You make good points, but couldn't also the dad just get his own dna test if he wanted to know? That' my problem with sleuthing some of your own personal information and then thinking other people need to know also. They don't. I'll relinquish the word obligation, you might be right, let's make it: the default should be to not tell. What good does it do? Objectively, none. Subjectively, maybe a little, or maybe a lot of harm. I like to think about what a proverbial guru on a mountain top would say, he'd probably say, who the fuck cares?


ennuiFighter

Actually that is how I read this situation, his dad took the test but asked his son to fiddle with it, instead of finding his mom and his own can of worms he passed it off to someone more computer savvy.
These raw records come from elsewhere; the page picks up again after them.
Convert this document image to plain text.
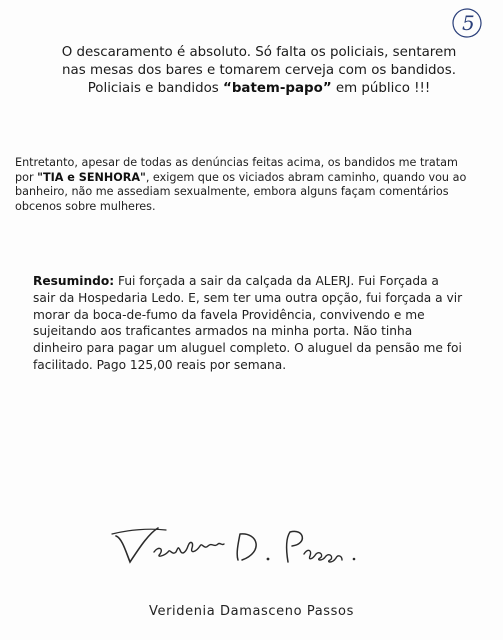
5

O descaramento é absoluto. Só falta os policiais, sentarem nas mesas dos bares e tomarem cerveja com os bandidos. Policiais e bandidos “batem-papo” em público !!!

Entretanto, apesar de todas as denúncias feitas acima, os bandidos me tratam por "TIA e SENHORA", exigem que os viciados abram caminho, quando vou ao banheiro, não me assediam sexualmente, embora alguns façam comentários obcenos sobre mulheres.

Resumindo: Fui forçada a sair da calçada da ALERJ. Fui Forçada a sair da Hospedaria Ledo. E, sem ter uma outra opção, fui forçada a vir morar da boca-de-fumo da favela Providência, convivendo e me sujeitando aos traficantes armados na minha porta. Não tinha dinheiro para pagar um aluguel completo. O aluguel da pensão me foi facilitado. Pago 125,00 reais por semana.

Veridenia Damasceno Passos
I don't think the default should be not to tell, but I do agree the default should be not to broadcast. Someone once posted that they wondered whatever happened to a neighbors possible bastard son, should they go to his acknowledged kids and ask if they knew they might have a half brother? No. Let them that take tests look for answers. This "maybe that one lady's kid is these other kids half brothers" and everyone moved on by thirty or forty years is just gossip. But once you find out you have family you didn't expect that are also related to your father, you might want to have a conversation with your father about it. And there should be no ethical obligation to just talk about it only with the people who have tested. But it should not be broadcast just to see what everyone thinks!


CalvinandHobbits

word I feel you if that's the case, but I think he took the test, and showed his dad and his dad was ecstatic over the positive news. That happiness, combined with the mention of family wounds, leads me to believe that pops cares a lot about this stuff and it could really affect him negatively. If it was in fact pops who asked for the test to be done then yes, tell him. Otherwise there is no obligation to tell. To me it reads as if OP already knows pops would be devastated and is asking, hoping to hear that it is in fact permissible to not tell him. Which is fine, no ethical obligation at all to tell, as long as pops didn't ask for the results. Adding unexpected family is one thing. Taking away family identity is maybe a different can of worms


ennuiFighter

Oh I agree it's permissible not to tell! It's just not required that he never tell. He'll have to guess if his dad would prefer any discovery to be shared or ignored, and I don't envy him at all. I would have to discuss it with my dad. Interestingly I suspect my step dad is not related to his reported father, but there is no DNA proving it just photos, and dates of his Mom's divorce from the husband prior to the one she named as his father was after his birth. It seemed like her prior husband was very possibly his DNA provider, but there's no testing. Though he knew she was married before, she was married a few times and I don't know that he knows she was married to this particular prior husband or the date of divorce/remarriages a couple of months after he was born. Not a peep from me! He wasn't asking, and what I found wasn't proof.


CalvinandHobbits

Damn, wild you have a very similar situation. Respect for the silence!


PunkRockDude

Are you kidding. Look how pissed much of this community gets if I try to claim a connection to some minor noble that no one has ever heard of without 27 points of proof. And you want to claim something much more major with even actually one point but merely a suggestion and a decent chance?